As of our latest ultrasound, the baby is over 6 lbs and appears to be in position to make his/her debut. We have gotten some fun photos, thanks to a very patient ultrasound technician. Baby Kubo has never felt photogenic and has made most techs go insane as they attempt in vain to capture cutesy keepsake photos. My favorite photo from our last appointment is that of the baby's foot, which at 3 inches long, looks a lot like Brian's.

I’m not in a rush to end my pregnancy. I really enjoy being pregnant and having this little person moving and growing inside of me. At the same time, I look forward to meeting him or her, learning the baby’s personality and seeing how Brian’s and my genes have meshed. We hope the baby gets the best of both of us instead of the worst, but I imagine he/she will have a little of both. I'm also interested to see how accurate the ultrasounds have been. Does the baby have as much hair as it seems? Are the size estimates true or is that "plus/minus 1 pound" margin of error more true to form?

As I look over the photos I’ve been posting, I’m glad we took the time to document the past few months. It’s hard for me right now to remember life before I had a rotund belly. It’s hard to picture my pre-pregnancy life at all. It feels as if I’ve always been carrying around this little being who has required me to alter my eating and lifestyle habits. I’m going to miss this feeling when it’s gone.

Monday, January 04, 2010

Happy New Year!

2010 is officially in full swing, and I am in awe of what's ahead of me this year. I know 2009 was a downer for many. The economy affected many I know through the loss of jobs, loss of homes, loss of credit and loss of loved ones.

A good friend of mine who had a pretty rotten 2009 admitted that she had a rough time when writing out her Christmas cards last year, because the only thing that went well for her family that year was in the area of finances.

"Given what's happened to everyone else in 2009, that's just not the sort of thing you can brag about," she said. So her Christmas cards were general and basic with hopes for 2010 to be better all around.

Brian and I were discussing 2009 over the weekend. We know it was a tough year for the nation in general.

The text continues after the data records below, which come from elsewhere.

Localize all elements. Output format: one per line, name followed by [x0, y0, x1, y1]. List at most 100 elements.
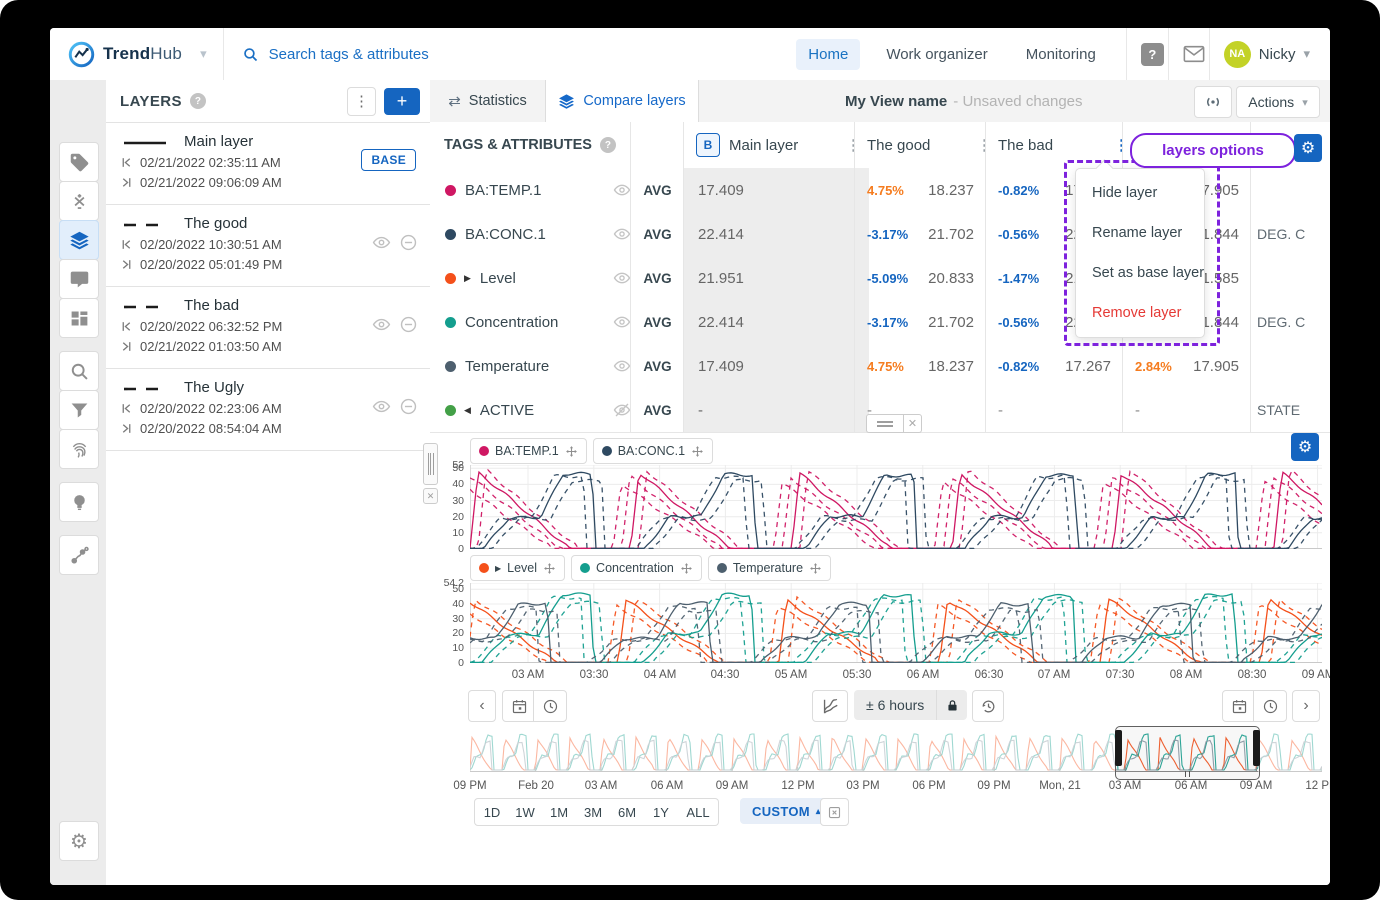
layer-card-main-layer[interactable]: Main layer 02/21/2022 02:35:11 AM 02/21/… — [106, 122, 430, 204]
col-header-main-layer[interactable]: B Main layer ⋮ — [683, 122, 875, 168]
actions-button[interactable]: Actions▾ — [1236, 86, 1320, 118]
move-icon[interactable] — [680, 562, 693, 575]
move-icon[interactable] — [691, 445, 704, 458]
range-1d-button[interactable]: 1D — [474, 798, 510, 826]
rail-lightbulb-button[interactable] — [59, 482, 99, 522]
legend-chip-temperature[interactable]: Temperature — [708, 555, 831, 581]
legend-chip-concentration[interactable]: Concentration — [571, 555, 702, 581]
legend-chip-level[interactable]: ▶Level — [470, 555, 565, 581]
add-layer-button[interactable]: + — [384, 88, 420, 115]
nav-work-organizer[interactable]: Work organizer — [874, 39, 999, 70]
aggregation-cell[interactable]: AVG — [630, 168, 684, 212]
expand-arrow-icon[interactable]: ▶ — [464, 273, 471, 284]
aggregation-cell[interactable]: AVG — [630, 256, 684, 300]
menu-item-set-as-base-layer[interactable]: Set as base layer — [1076, 253, 1204, 293]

But even though we faced our own challenges over the year, it's hard for us to deny the incredible blessings we experienced throughout the year:
  • We were married in a fairytale ceremony in the company of our dearest friends and relatives.
  • I had the once-in-a-lifetime experience of coordinating media when First Lady Michelle Obama visited UC Merced.
  • We discovered I was pregnant, despite being told such a feat was impossible without medical intervention.
  • Brian was cast as Cogsworth in Playhouse Merced's production of "Beauty and the Beast," one of the best shows he's been in.
The year was far from perfect, but we really can't complain. We survived it relatively unscathed. And now we're looking ahead to 2010. This is going to be an equally big year for us, with a baby coming, increased involvement in our church and our first wedding anniversary all in the next few months.

I'm not doing resolutions this year but I do have goals. My primary goal is to enjoy life and my family. I love leading a busy life, but priorities are the key to harmony. When everything is urgent, nothing is important. I want to make sure I spend this year putting first things first. Everything else will fall into place after that.